Wine from western Turkey, olive oil from the Greek Aegean, and fine bowls from North Africa were clearly enjoyed by the potentially royal occupants of the palatial complex. Immaculately painted French-made glass cups were also found all over the site, which may have housed artisans, soldiers, entertainers, and cooks.

Back then, much of central-eastern Britain was under the control of Anglo-Saxon invaders, whereas the eastern regions, including Cornwall, were still within a native British dominion.

This means that the residents of Tintagel would have likely taken advantage of the trade routes available to them via the Mediterranean, which were controlled by the Byzantine Empire, the continuation of the Roman Empire that had fallen to the Germanic barbarian hordes. Italy, North Africa, and Spain were theirs, and they were openly trading with the nativist parts of Britain.

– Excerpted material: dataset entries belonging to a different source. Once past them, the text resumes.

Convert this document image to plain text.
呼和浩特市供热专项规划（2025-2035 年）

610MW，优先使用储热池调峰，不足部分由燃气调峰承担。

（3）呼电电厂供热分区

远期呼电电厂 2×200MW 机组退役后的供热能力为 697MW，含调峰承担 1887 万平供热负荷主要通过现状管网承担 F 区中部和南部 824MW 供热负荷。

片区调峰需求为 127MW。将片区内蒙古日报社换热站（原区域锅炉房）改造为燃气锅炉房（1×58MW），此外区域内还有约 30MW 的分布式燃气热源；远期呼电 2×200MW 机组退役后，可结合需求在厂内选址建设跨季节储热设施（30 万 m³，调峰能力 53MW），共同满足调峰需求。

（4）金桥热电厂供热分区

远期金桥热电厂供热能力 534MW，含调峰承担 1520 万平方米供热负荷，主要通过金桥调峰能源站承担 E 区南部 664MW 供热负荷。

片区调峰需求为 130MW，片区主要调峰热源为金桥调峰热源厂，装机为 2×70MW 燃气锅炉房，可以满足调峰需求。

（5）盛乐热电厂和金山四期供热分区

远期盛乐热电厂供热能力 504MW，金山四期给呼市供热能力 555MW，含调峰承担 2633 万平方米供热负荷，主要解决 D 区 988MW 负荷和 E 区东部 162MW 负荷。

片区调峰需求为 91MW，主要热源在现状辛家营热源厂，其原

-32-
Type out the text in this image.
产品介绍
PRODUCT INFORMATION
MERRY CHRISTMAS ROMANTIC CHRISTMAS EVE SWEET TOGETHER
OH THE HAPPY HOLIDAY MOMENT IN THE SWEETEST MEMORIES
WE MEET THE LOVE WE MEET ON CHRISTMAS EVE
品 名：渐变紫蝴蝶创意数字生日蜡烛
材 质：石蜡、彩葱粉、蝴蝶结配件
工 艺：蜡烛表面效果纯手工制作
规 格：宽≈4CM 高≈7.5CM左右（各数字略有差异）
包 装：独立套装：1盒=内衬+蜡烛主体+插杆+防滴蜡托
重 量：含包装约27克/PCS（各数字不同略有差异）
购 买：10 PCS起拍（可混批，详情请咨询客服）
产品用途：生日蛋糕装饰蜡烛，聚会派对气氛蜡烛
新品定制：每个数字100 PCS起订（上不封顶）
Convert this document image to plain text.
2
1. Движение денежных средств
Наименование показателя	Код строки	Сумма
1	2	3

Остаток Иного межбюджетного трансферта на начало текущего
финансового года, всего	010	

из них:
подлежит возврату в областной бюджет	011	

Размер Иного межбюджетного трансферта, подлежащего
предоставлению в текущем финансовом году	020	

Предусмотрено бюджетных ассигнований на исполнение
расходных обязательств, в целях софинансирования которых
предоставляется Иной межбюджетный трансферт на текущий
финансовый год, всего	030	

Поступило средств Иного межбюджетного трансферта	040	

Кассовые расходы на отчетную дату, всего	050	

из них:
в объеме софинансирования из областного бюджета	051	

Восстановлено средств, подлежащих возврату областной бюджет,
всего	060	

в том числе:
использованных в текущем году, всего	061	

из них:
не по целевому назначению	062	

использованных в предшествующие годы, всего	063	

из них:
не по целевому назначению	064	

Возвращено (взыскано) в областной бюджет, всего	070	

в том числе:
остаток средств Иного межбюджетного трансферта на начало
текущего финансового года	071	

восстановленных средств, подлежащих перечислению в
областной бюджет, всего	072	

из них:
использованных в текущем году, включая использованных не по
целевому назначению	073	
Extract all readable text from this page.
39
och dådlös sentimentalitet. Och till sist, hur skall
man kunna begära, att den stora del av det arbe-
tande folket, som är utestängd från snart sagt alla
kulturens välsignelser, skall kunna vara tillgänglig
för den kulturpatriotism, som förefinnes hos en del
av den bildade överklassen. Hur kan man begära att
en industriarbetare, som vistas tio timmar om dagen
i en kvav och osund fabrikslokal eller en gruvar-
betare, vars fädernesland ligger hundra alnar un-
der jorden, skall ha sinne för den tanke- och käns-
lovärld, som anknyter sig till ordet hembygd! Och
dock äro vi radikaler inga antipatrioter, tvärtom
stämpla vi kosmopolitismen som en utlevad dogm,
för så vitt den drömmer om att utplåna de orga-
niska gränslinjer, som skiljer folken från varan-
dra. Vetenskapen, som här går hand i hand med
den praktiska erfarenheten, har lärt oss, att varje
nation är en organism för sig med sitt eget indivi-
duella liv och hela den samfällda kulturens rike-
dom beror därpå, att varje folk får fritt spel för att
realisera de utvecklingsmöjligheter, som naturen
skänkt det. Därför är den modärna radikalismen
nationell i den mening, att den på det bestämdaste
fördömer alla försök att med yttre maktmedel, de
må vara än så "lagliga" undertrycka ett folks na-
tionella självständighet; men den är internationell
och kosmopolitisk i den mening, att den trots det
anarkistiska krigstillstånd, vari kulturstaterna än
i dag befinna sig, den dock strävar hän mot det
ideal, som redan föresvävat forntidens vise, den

content-1470323152-emilywhitfield-wicks-The complex appears to have fallen into disrepair around the 7th century, which coincides with the appearance of a plague that tore through the region after culling millions of people across the Mediterranean. So, instead of fleeing from war or persecution, Tintagel’s regal residents likely fled due to the spread of disease. Perhaps they never made it out alive.


In relation to the Arthurian legends, the geography of the palace is significant. King Arthur was said to have led the defense of Britain against Anglo-Saxon forces in the 6th century, and this palace would have served as a safe haven surrounded by friendly territory – and as a base from which to plan military operations. Legend has it that he killed 960 men single-handedly in the Battle of Badon, which was credited as a major victory for the Britons.

Unfortunately, this summer’s excavation has now come to an end, and no Arthurian engravings or remains have been found. Indubitably, the legend of King Arthur will inspire debates and daydreams of dramatic times long gone for many decades and centuries to come.

Image in text: Excavations at Tintagel. Credit: Emily Whitfield-Wicks

[H/T: The Independent]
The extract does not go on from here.